Il Cup dell’ospedale Ss. Annunziata di Taranto (foto d’archivio)

“Dal prossimo primo giugno saranno riattivati i Cup (Centri unici di prenotazione) in provincia di Taranto. E’ una buona notizia, soprattutto per i nostri cittadini troppo spesso costretti a lunghe attese e servizi non sempre impeccabili”. Lo ricorda il consigliere regionale Vincenzo Di Gregorio (Pd), vicepresidente della Commissione Sanità. “Accolgo con favore il ripensamento dell’Asl – continua Di Gregorio – deciso nel corso di una riunione con le organizzazioni sindacali di categoria. Finalmente, si procede al riordino dei servizi di prenotazione per visite specialistiche, esami diagnostici e strumentali”. Allo stesso tempo, però, il consigliere regionale sottolinea che “sono trascorsi ben sette mesi dalle mie prime denunce sull’argomento. Nei primi giorni di novembre del 2021, insieme al collega Perrini, evidenziammo che la decisione di centralizzare tutti i Cup del capoluogo e della provincia nel call center di Via Ancona avrebbe comportato il progressivo trasferimento degli operatori e la conseguente chiusura degli sportelli Cup sia a Taranto che nella provincia ionica. Fummo facili profeti”.

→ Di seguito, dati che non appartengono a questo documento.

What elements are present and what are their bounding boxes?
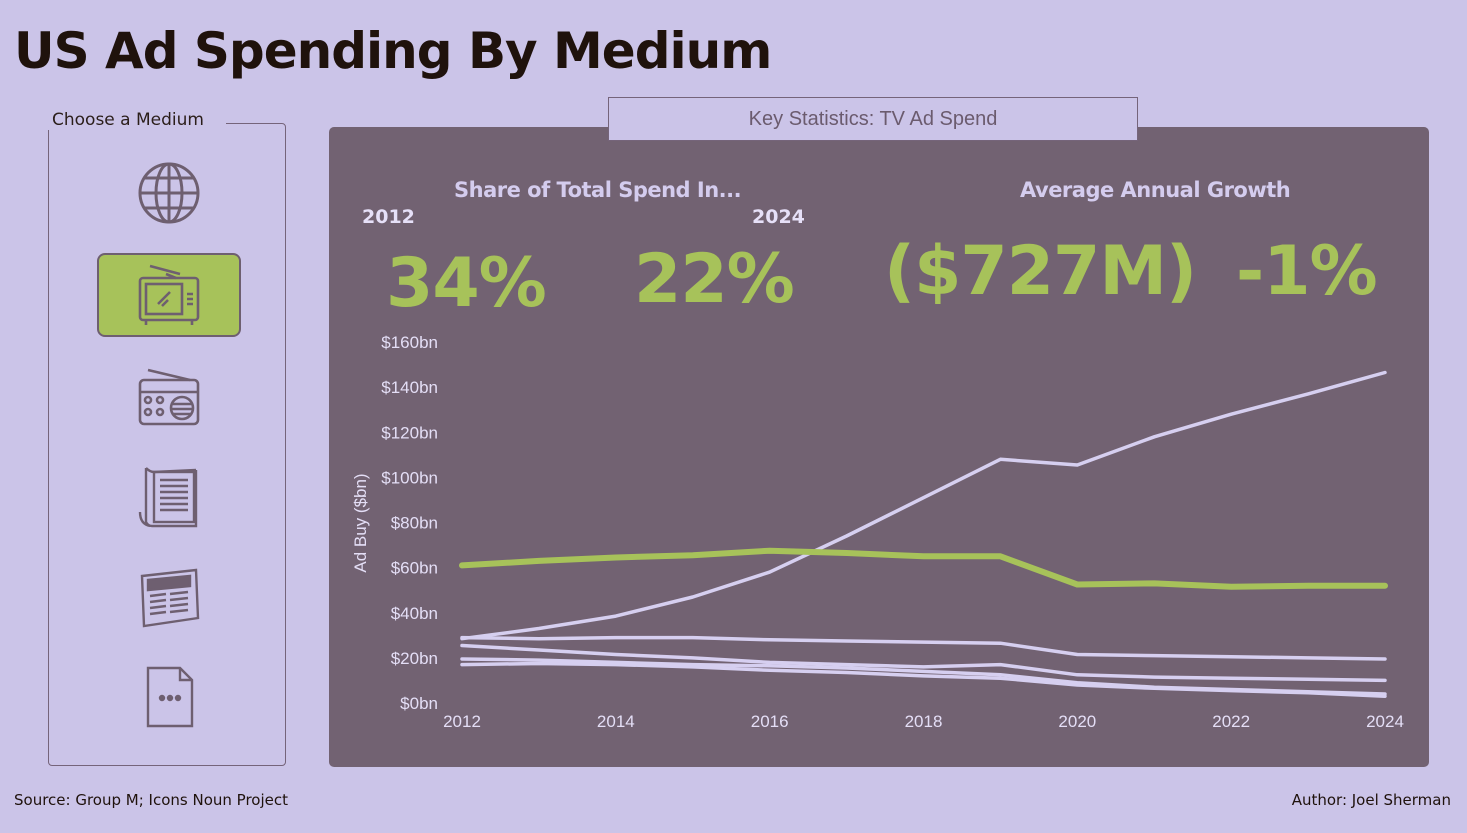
globe-icon bbox=[138, 162, 200, 224]
tv-icon bbox=[138, 264, 200, 325]
source-note: Source: Group M; Icons Noun Project bbox=[14, 791, 288, 809]
magazine-icon bbox=[138, 467, 198, 528]
picker-legend: Choose a Medium bbox=[44, 110, 212, 130]
growth-percent: -1% bbox=[1236, 232, 1378, 311]
stats-panel bbox=[329, 127, 1429, 767]
medium-button-magazine[interactable] bbox=[97, 455, 241, 539]
newspaper-icon bbox=[140, 568, 200, 628]
medium-button-other[interactable] bbox=[97, 655, 241, 739]
growth-header: Average Annual Growth bbox=[1020, 178, 1291, 202]
author-note: Author: Joel Sherman bbox=[1291, 791, 1451, 809]
other-file-icon bbox=[146, 666, 194, 728]
share-header: Share of Total Spend In... bbox=[454, 178, 742, 202]
medium-button-tv[interactable] bbox=[97, 253, 241, 337]
share-value-start: 34% bbox=[386, 244, 547, 323]
medium-button-radio[interactable] bbox=[97, 355, 241, 439]
medium-button-newspaper[interactable] bbox=[97, 555, 241, 639]
medium-button-digital[interactable] bbox=[97, 151, 241, 235]
share-year-start: 2012 bbox=[362, 206, 415, 228]
growth-amount: ($727M) bbox=[884, 232, 1197, 311]
panel-title-tab: Key Statistics: TV Ad Spend bbox=[608, 97, 1138, 141]
page-title: US Ad Spending By Medium bbox=[14, 22, 772, 80]
share-year-end: 2024 bbox=[752, 206, 805, 228]
share-value-end: 22% bbox=[634, 240, 795, 319]
radio-icon bbox=[138, 368, 200, 426]
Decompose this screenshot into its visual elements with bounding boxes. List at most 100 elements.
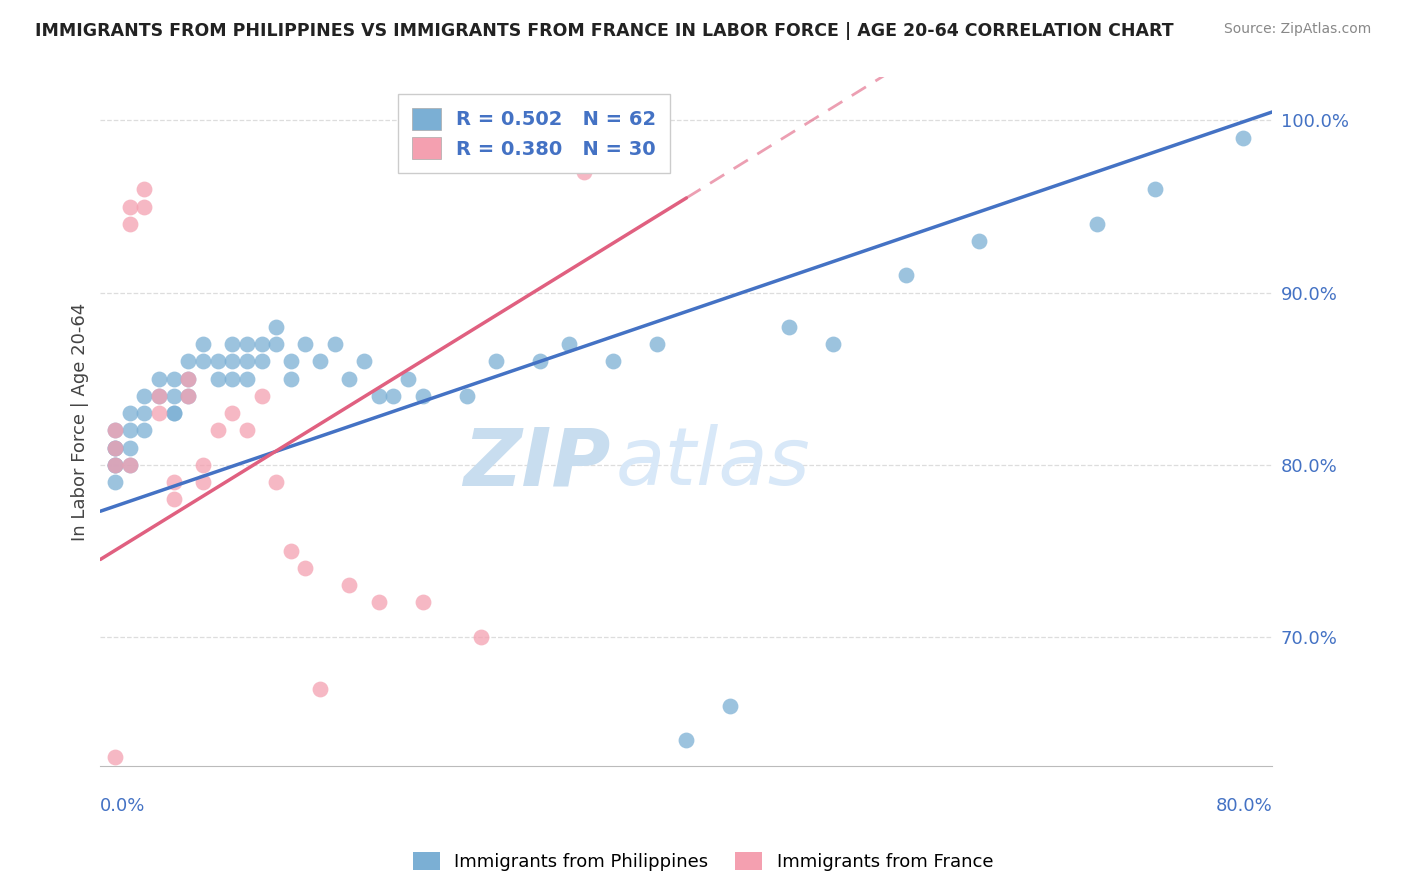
Text: IMMIGRANTS FROM PHILIPPINES VS IMMIGRANTS FROM FRANCE IN LABOR FORCE | AGE 20-64: IMMIGRANTS FROM PHILIPPINES VS IMMIGRANT…	[35, 22, 1174, 40]
Point	[221, 337, 243, 351]
Point	[821, 337, 844, 351]
Point	[470, 630, 492, 644]
Legend: R = 0.502   N = 62, R = 0.380   N = 30: R = 0.502 N = 62, R = 0.380 N = 30	[398, 94, 671, 173]
Text: Source: ZipAtlas.com: Source: ZipAtlas.com	[1223, 22, 1371, 37]
Point	[207, 372, 229, 386]
Point	[177, 354, 200, 368]
Point	[280, 372, 302, 386]
Point	[367, 595, 389, 609]
Point	[191, 475, 214, 489]
Point	[456, 389, 478, 403]
Point	[396, 372, 419, 386]
Point	[412, 595, 434, 609]
Point	[778, 320, 800, 334]
Point	[675, 733, 697, 747]
Point	[191, 354, 214, 368]
Point	[118, 200, 141, 214]
Point	[250, 389, 273, 403]
Point	[134, 182, 156, 196]
Point	[309, 681, 332, 696]
Point	[191, 458, 214, 472]
Text: atlas: atlas	[616, 424, 811, 502]
Point	[236, 354, 259, 368]
Point	[104, 423, 127, 437]
Text: ZIP: ZIP	[463, 424, 610, 502]
Point	[104, 475, 127, 489]
Point	[104, 750, 127, 764]
Point	[339, 578, 361, 592]
Point	[162, 372, 184, 386]
Point	[294, 337, 316, 351]
Point	[264, 475, 287, 489]
Point	[558, 337, 581, 351]
Point	[280, 544, 302, 558]
Y-axis label: In Labor Force | Age 20-64: In Labor Force | Age 20-64	[72, 302, 89, 541]
Point	[148, 389, 170, 403]
Point	[104, 441, 127, 455]
Point	[969, 234, 991, 248]
Point	[104, 441, 127, 455]
Point	[485, 354, 508, 368]
Point	[250, 337, 273, 351]
Point	[134, 406, 156, 420]
Point	[236, 423, 259, 437]
Point	[309, 354, 332, 368]
Point	[118, 217, 141, 231]
Point	[529, 354, 551, 368]
Point	[1085, 217, 1108, 231]
Point	[177, 389, 200, 403]
Point	[177, 372, 200, 386]
Point	[280, 354, 302, 368]
Point	[148, 389, 170, 403]
Point	[134, 423, 156, 437]
Point	[602, 354, 624, 368]
Point	[134, 389, 156, 403]
Point	[104, 458, 127, 472]
Point	[104, 423, 127, 437]
Point	[221, 354, 243, 368]
Point	[118, 423, 141, 437]
Point	[191, 337, 214, 351]
Point	[148, 406, 170, 420]
Point	[118, 406, 141, 420]
Point	[177, 389, 200, 403]
Point	[264, 320, 287, 334]
Point	[896, 268, 918, 283]
Point	[162, 475, 184, 489]
Point	[221, 406, 243, 420]
Point	[134, 200, 156, 214]
Point	[718, 698, 741, 713]
Point	[221, 372, 243, 386]
Point	[412, 389, 434, 403]
Point	[104, 458, 127, 472]
Point	[236, 337, 259, 351]
Point	[162, 492, 184, 507]
Point	[367, 389, 389, 403]
Point	[236, 372, 259, 386]
Point	[148, 372, 170, 386]
Point	[104, 458, 127, 472]
Point	[572, 165, 595, 179]
Point	[162, 406, 184, 420]
Point	[162, 389, 184, 403]
Point	[118, 458, 141, 472]
Point	[1232, 130, 1254, 145]
Point	[207, 354, 229, 368]
Point	[250, 354, 273, 368]
Point	[177, 372, 200, 386]
Point	[323, 337, 346, 351]
Legend: Immigrants from Philippines, Immigrants from France: Immigrants from Philippines, Immigrants …	[405, 845, 1001, 879]
Text: 0.0%: 0.0%	[100, 797, 146, 814]
Point	[645, 337, 668, 351]
Point	[118, 458, 141, 472]
Point	[264, 337, 287, 351]
Point	[1144, 182, 1167, 196]
Text: 80.0%: 80.0%	[1216, 797, 1272, 814]
Point	[294, 561, 316, 575]
Point	[162, 406, 184, 420]
Point	[353, 354, 375, 368]
Point	[339, 372, 361, 386]
Point	[382, 389, 405, 403]
Point	[207, 423, 229, 437]
Point	[104, 441, 127, 455]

“Potremmo archiviare questa vicenda con un semplicistico tutto è bene quel che finisce bene, ma francamente non mi unisco al coro festante. Anzi. Se un insegnamento va tratto da questa vicenda è quello che, specie in ambito sanitario, le decisioni vanno assunte con responsabilità, in maniera condivisa e dopo attenta valutazione degli effetti che producono sui cittadini-utenti”. “Ci sono voluti sette mesi per ripristinare servizi che già c’erano e che funzionavano – conclude Di Gregorio – e per sette mesi l’utenza e gli stessi addetti hanno subito disagi. Avremmo potuto e dovuto, invece, utilizzare questi sette mesi per potenziare e migliorare il servizio in termini di efficienza e riduzione dei tempi di attesa. Mi auguro che in futuro si operi in questa direzione”. Per Mino Borraccino, consigliere del presidente la Regione Puglia per l’attuazione del Piano Taranto, “lo sportello Cup non è per il cittadino solo punto di prenotazione o di pagamento ma è il front office di un servizio assistenziale sanitario da continuare a preservare, vista anche la grande competenza e professionalità acquisita dalla totalità degli operatori”. Per Perrini (FdI) E’ evidente che le nostre osservazioni sulla decisione presa a novembre dalla Asl erano fondate e il ripensamento dimostra che spesso la Politica – in modo trasversale – può svolgere davvero un ruolo propositivo per i cittadini. Non è importante appuntarsi una medaglietta e attribuirsi questo o quel risultato, sul nostro territorio c’è bisogno di più sanità e più rispetto per i cittadini ionici”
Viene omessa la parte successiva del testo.